- Born: 1966 (age 59–60) Madrid, Spain
- Occupations: Spokesperson; advocate;
- Known for: Surviving the 2004 Indian Ocean earthquake and tsunami
- Spouse: Enrique Álvarez
- Children: 3

= María Belón =

Spanish physician (born 1966)

María Belón (born 1966) is a Spanish physician and motivational speaker, best known for surviving the 2004 Indian Ocean earthquake and tsunami when she was on holiday in Thailand with her husband Enrique (Quique) Álvarez and three sons Lucas, Simón, and Tomás. She was severely injured during the tsunami and nearly died.

She was portrayed in the 2012 film The Impossible by Naomi Watts (with the name changed to Bennett), who was nominated for the Academy Award for Best Actress for her performance. The family's nationality was unspecified in the film.

== Depiction in media ==
Belón is credited in the cast of the 2012 film The Impossible for providing her story and working on the set in Thailand in the same locations as the original tsunami. Belón was delighted with the selection of Naomi Watts to play her in the film, stating that Watts was her favorite actress after seeing the film 21 Grams. She worked with screenwriter Sergio G. Sánchez to ensure her story was accurately told.

Belón has appeared on numerous television shows, including Charlie Rose and The View, discussing her experience of making the film and her family's experience of the tsunami. She has been outspoken regarding the fact that her story of survival is not the only one, and that she is only one of many who suffered and survived. She now works as an advocate for those still recovering from the effects of the tsunami. She has said of her experience,
The tsunami was an incredible gift. I embrace life. My whole life is extra time. There is no difference between me—a Spanish woman named María who is alive—and thousands of moms who are under the sea. I do not deserve to be alive, but life is not fair. I feel pain and compassion for so many others who didn't come back up or lost the ones they love. My whole story is on my body. And it is wonderful because it means I am alive.

== Advocacy ==
Since her recovery, Belón has become an international advocate for tsunami survivors and resilience in the face of trauma. She gives motivational talks about her experience during the 2004 tsunami and her two-year recovery process following severe injuries.

In 2013 she was a guest lecturer at the Instituto de Cervantes in Gibraltar. In 2015, she was the Spotlight Guest Speaker at the Share Iuvare Business Convention and also spoke at the World Business Forum, addressing themes of perseverance, family, and post-traumatic growth.

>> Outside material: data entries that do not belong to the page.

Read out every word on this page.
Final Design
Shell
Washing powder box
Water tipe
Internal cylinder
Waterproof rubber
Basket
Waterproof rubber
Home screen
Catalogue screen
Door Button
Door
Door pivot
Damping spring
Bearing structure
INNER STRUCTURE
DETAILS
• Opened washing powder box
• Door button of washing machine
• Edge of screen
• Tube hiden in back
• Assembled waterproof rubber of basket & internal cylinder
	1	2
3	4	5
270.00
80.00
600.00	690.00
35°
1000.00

Her story, which took place in Khao Lak, Thailand, one of the hardest-hit areas in the 2004 disaster, has often been referenced in broader discussions about the international response, such as Operation Unified Assistance, and the long-term psychological impact on survivors featured in tsunami-related research and survivor networks.

== Personal life ==
She studied to be a physician and also previously worked as a professor of management with the ESADE Business School, and as a business consultant for companies like Pepsi. She has stated that some of her family is from the Canary Islands.